All Classes Namespaces Functions Variables Typedefs Enumerations Enumerator
How to benchmark planners

Writing Benchmarking Code

Benchmarking a set of planners on a specified problem is a simple task in OMPL. The steps involved are as follows:

  • Configure the benchmark problem using ompl::geometric::SimpleSetup or ompl::control::SimpleSetup
  • Create a ompl::Benchmark object that takes the problem as input
  • Add one or more planners to the benchmark
  • Optionally add events to be called before and/or after the execution of a planner
  • Run the benchmark problem a specified number of times, subject to specified time and memory limits

The following code snippet shows you how to do this.
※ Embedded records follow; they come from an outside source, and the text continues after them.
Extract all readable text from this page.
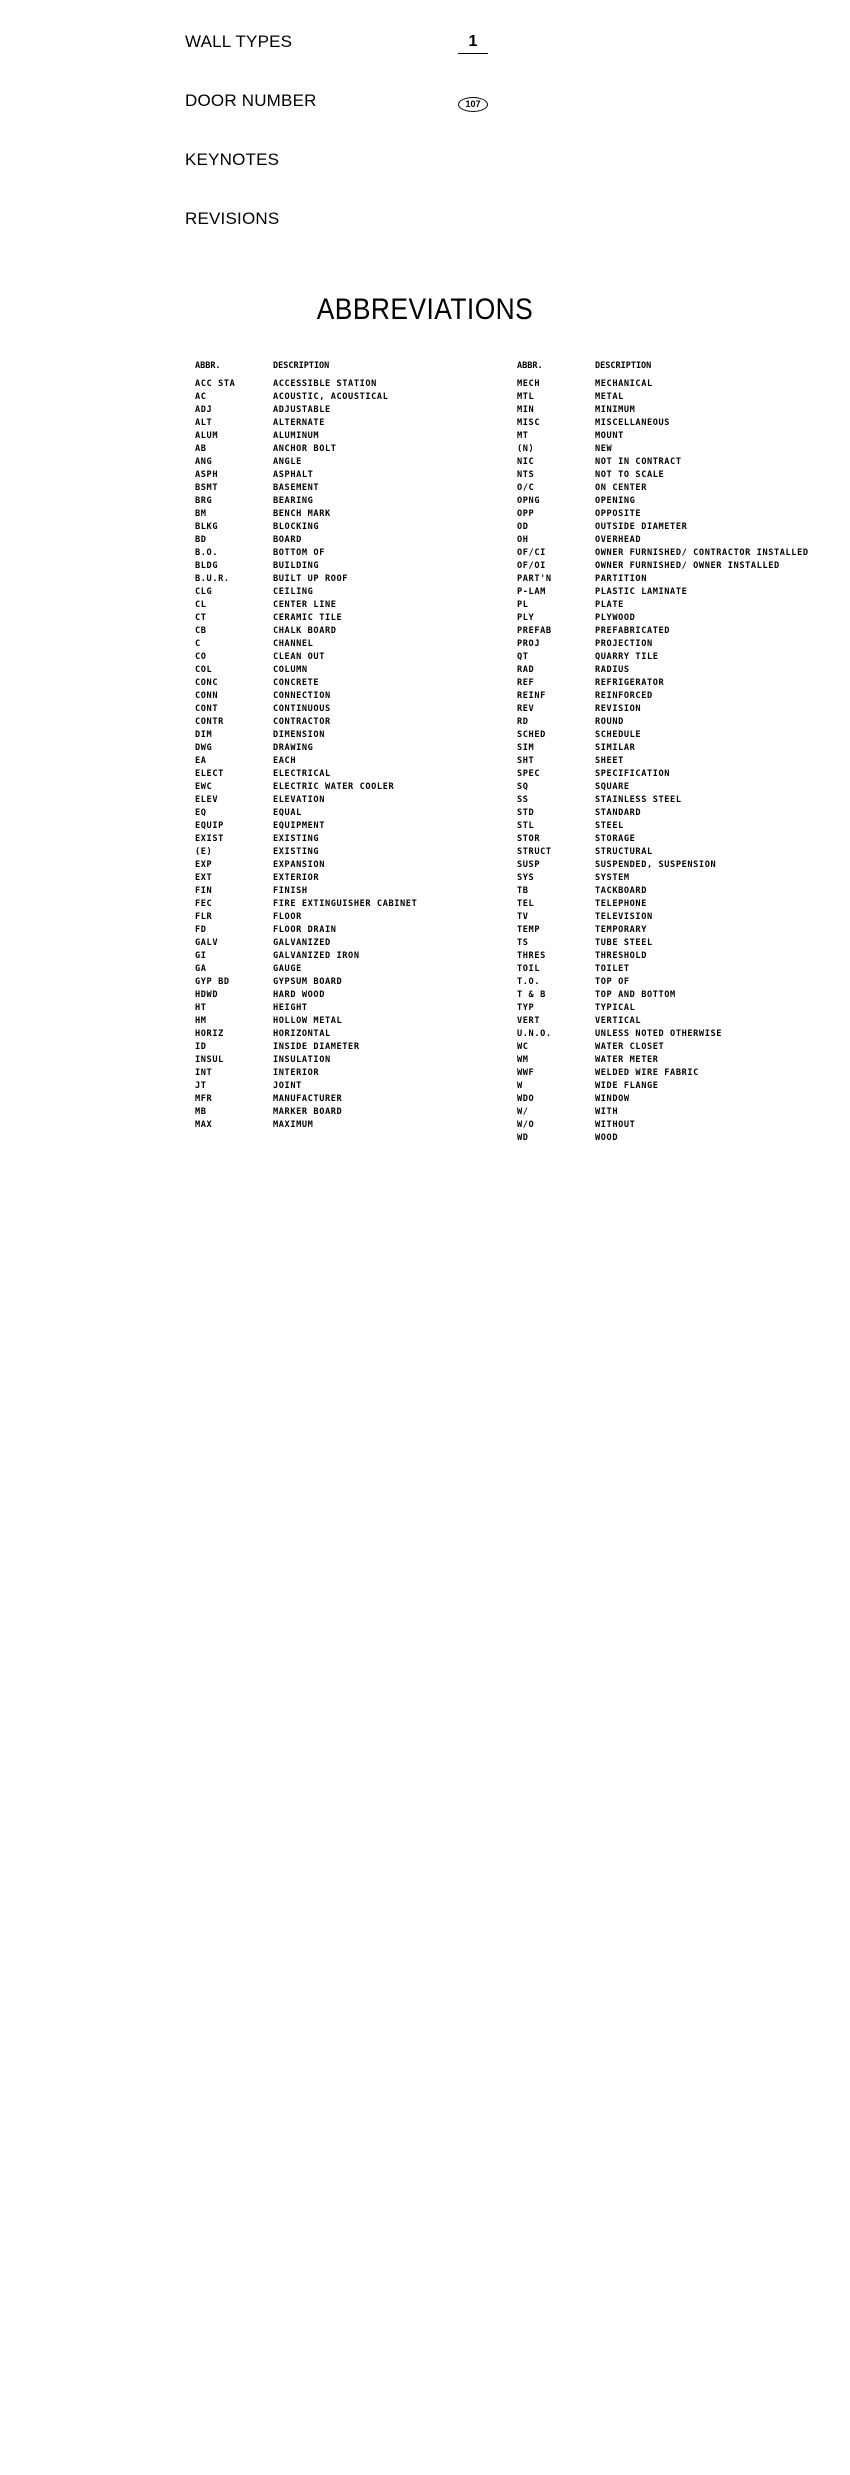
WALL TYPES
DOOR NUMBER
KEYNOTES
REVISIONS
1
107
ABBREVIATIONS
ABBR.	DESCRIPTION
ACC STA	ACCESSIBLE STATION
AC	ACOUSTIC, ACOUSTICAL
ADJ	ADJUSTABLE
ALT	ALTERNATE
ALUM	ALUMINUM
AB	ANCHOR BOLT
ANG	ANGLE
ASPH	ASPHALT
BSMT	BASEMENT
BRG	BEARING
BM	BENCH MARK
BLKG	BLOCKING
BD	BOARD
B.O.	BOTTOM OF
BLDG	BUILDING
B.U.R.	BUILT UP ROOF
CLG	CEILING
CL	CENTER LINE
CT	CERAMIC TILE
CB	CHALK BOARD
C	CHANNEL
CO	CLEAN OUT
COL	COLUMN
CONC	CONCRETE
CONN	CONNECTION
CONT	CONTINUOUS
CONTR	CONTRACTOR
DIM	DIMENSION
DWG	DRAWING
EA	EACH
ELECT	ELECTRICAL
EWC	ELECTRIC WATER COOLER
ELEV	ELEVATION
EQ	EQUAL
EQUIP	EQUIPMENT
EXIST	EXISTING
(E)	EXISTING
EXP	EXPANSION
EXT	EXTERIOR
FIN	FINISH
FEC	FIRE EXTINGUISHER CABINET
FLR	FLOOR
FD	FLOOR DRAIN
GALV	GALVANIZED
GI	GALVANIZED IRON
GA	GAUGE
GYP BD	GYPSUM BOARD
HDWD	HARD WOOD
HT	HEIGHT
HM	HOLLOW METAL
HORIZ	HORIZONTAL
ID	INSIDE DIAMETER
INSUL	INSULATION
INT	INTERIOR
JT	JOINT
MFR	MANUFACTURER
MB	MARKER BOARD
MAX	MAXIMUM
ABBR.	DESCRIPTION
MECH	MECHANICAL
MTL	METAL
MIN	MINIMUM
MISC	MISCELLANEOUS
MT	MOUNT
(N)	NEW
NIC	NOT IN CONTRACT
NTS	NOT TO SCALE
O/C	ON CENTER
OPNG	OPENING
OPP	OPPOSITE
OD	OUTSIDE DIAMETER
OH	OVERHEAD
OF/CI	OWNER FURNISHED/ CONTRACTOR INSTALLED
OF/OI	OWNER FURNISHED/ OWNER INSTALLED
PART'N	PARTITION
P-LAM	PLASTIC LAMINATE
PL	PLATE
PLY	PLYWOOD
PREFAB	PREFABRICATED
PROJ	PROJECTION
QT	QUARRY TILE
RAD	RADIUS
REF	REFRIGERATOR
REINF	REINFORCED
REV	REVISION
RD	ROUND
SCHED	SCHEDULE
SIM	SIMILAR
SHT	SHEET
SPEC	SPECIFICATION
SQ	SQUARE
SS	STAINLESS STEEL
STD	STANDARD
STL	STEEL
STOR	STORAGE
STRUCT	STRUCTURAL
SUSP	SUSPENDED, SUSPENSION
SYS	SYSTEM
TB	TACKBOARD
TEL	TELEPHONE
TV	TELEVISION
TEMP	TEMPORARY
TS	TUBE STEEL
THRES	THRESHOLD
TOIL	TOILET
T.O.	TOP OF
T & B	TOP AND BOTTOM
TYP	TYPICAL
VERT	VERTICAL
U.N.O.	UNLESS NOTED OTHERWISE
WC	WATER CLOSET
WM	WATER METER
WWF	WELDED WIRE FABRIC
W	WIDE FLANGE
WDO	WINDOW
W/	WITH
W/O	WITHOUT
WD	WOOD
We will start with some initial code that you have probably already used:

    #include "ompl/tools/benchmark/Benchmark.h"

    // A function that matches the ompl::base::PlannerAllocator type.
    // It will be used later to allocate an instance of EST
    ompl::base::PlannerPtr myConfiguredPlanner(const ompl::base::SpaceInformationPtr &si)
    {
        geometric::EST *est = new ompl::geometric::EST(si);
        est->setRange(100.0);
        return ompl::base::PlannerPtr(est);
    }

    // Create a state space for the space we are planning in
    ompl::geometric::SimpleSetup ss(space);

    // Configure the problem to solve: set start state(s)
    // and goal representation
    // Everything must be set up to the point ss.solve()
    // can be called. Setting up a planner is not needed.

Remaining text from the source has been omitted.